Aber trotzdem sind Sie dafür, daß diese Flüchtlinge sauber von den anderen abgegrenzt werden.

Jetzt schieben Sie mir das Wort von den Wirtschaftsflüchtlingen unter und sagen: „Sie sind ja auch einer, der hier differenziert.“

Aber differenzieren tun Sie ja. Sie geben dem Kind nur einen anderen Namen.

Ja natürlich bin ich dafür, zu differenzieren. Man muß sehen, daß die wachsenden Wanderungsströme Ausdruck der ungelösten Notsituation des Nord-Süd-Konfliktes ist. Man muß auch die unterschiedlichen Wanderungsströme sehen. Ich denke zum Beispiel an die zwei Millionen Deutschstämmige in der Sowjetunion, unter denen eine erhebliche Auswanderungsbewegung im Gange ist. Die ist zu unterscheiden von den Asylsuchenden, und die Asylbewerber sind zu unterscheiden von den Flüchtlingen, die aus Notsituationen kommen, aber nicht unbedingt aus politischer Verfolgung. Und daß in der Diskussion alles in einen Topf gerührt wird, fördert einfach eine Stimmungslage, die zu einer totalen Abwehr dieser Phänomene führt und dann natürlich auch Fremdenfeindlichkeit und Gewalt fördert.

Sie kennen sicherlich den Brief von CDU-Generalsekretär Rühe, in dem er seine Parteifreunde auffordert, die Asyldebatte in jedes Stadt- und Landesparlament hineinzutragen und die SPD damit unter Druck zu setzen. Was halten Sie von solchen Aktionen?

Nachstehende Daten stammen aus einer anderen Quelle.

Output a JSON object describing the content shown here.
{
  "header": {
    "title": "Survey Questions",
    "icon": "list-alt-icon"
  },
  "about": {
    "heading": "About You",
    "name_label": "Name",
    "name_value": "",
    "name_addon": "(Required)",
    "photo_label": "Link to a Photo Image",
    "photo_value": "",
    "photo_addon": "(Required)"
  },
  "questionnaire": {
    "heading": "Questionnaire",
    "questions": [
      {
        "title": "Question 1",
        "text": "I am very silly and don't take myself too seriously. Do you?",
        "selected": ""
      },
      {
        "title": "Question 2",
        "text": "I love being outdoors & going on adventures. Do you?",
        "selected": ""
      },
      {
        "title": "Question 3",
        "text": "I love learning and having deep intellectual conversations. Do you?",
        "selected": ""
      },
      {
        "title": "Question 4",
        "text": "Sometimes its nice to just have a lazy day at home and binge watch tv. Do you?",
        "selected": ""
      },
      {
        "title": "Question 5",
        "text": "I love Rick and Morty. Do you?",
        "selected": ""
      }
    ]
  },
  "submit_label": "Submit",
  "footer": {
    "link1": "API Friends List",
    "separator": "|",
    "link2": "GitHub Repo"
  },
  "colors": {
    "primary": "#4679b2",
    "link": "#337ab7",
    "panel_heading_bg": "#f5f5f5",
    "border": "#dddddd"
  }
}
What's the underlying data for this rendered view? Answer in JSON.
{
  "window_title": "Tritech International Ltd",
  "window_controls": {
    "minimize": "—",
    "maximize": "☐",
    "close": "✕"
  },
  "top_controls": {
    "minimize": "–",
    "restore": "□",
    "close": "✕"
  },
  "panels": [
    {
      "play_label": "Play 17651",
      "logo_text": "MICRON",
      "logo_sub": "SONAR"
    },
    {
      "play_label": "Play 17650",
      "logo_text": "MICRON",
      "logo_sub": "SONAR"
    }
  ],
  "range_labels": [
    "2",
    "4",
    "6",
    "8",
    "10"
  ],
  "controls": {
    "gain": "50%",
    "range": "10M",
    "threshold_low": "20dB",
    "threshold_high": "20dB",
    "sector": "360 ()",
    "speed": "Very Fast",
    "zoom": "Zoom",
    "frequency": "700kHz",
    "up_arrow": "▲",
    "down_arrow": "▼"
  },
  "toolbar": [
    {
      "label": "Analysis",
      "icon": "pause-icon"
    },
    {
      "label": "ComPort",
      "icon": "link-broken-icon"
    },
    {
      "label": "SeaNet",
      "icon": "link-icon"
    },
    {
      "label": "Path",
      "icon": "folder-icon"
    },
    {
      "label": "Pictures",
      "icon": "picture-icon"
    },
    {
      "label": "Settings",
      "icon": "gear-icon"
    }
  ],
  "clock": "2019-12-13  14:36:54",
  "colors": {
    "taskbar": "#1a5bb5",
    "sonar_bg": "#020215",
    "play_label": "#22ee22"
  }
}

Es ist schädlich, wenn das Asylproblem für parteipolitische Zwecke funktionalisiert wird. Dem müssen nicht nur die Kirchen, sondern auch alle wachen Bürger widerstehen.

Aber auch die Kirchen streiten darüber nicht mit den Politikern, sondern veröffentlichen defensive Erklärungen. Warum stellen Sie sich nicht an die Spitze einer Bewegung gegen Fremdenhaß und Gewalt und bieten eine Plattform für die gesellschaftliche Diskussion?

Es hat eine Fülle von Gesprächen mit Politikern und Parteien gegeben. Die Erklärungen der Kirchen sind nicht einfach nur Schüsse an den Himmel. Vermißt hat die Öffentlichkeit eine gebündelte, konzertierte Aktion der Kirchen. Das nehme ich zunächst einmal ernst.

In der Denkschrift „Evangelische Kirche und freiheitliche Demokratie“ heißt es: „Handelt ein Christ — auch wenn es aus Gewissensgründen geschieht — rechtswidrig, muß er selbst die Konsequenzen tragen und kann dabei nicht auf die Kirche hoffen.“ Wenn ein Pfarrer oder eine Gemeinde einen Flüchtling, der abgeschoben werden soll, versteckt, ist das rechtswidrig. Halten Sie Kirchenasyl in solchen Fällen trotzdem für legitim?

Es gibt Situationen in denen Pfarrer um ihres Gewissens willen so handeln müsse, in dem Wissen, daß sie die Konsequenzen zu tragen haben. Als Bischof werde ich sie öffentlich in ihren Motiven schützen, kann sie aber nicht vor Strafverfolgung bewahren.

Wie ist Ihre Vision für die Zukunft? Festung Westeuropa? Deutschland als Einwanderungsland?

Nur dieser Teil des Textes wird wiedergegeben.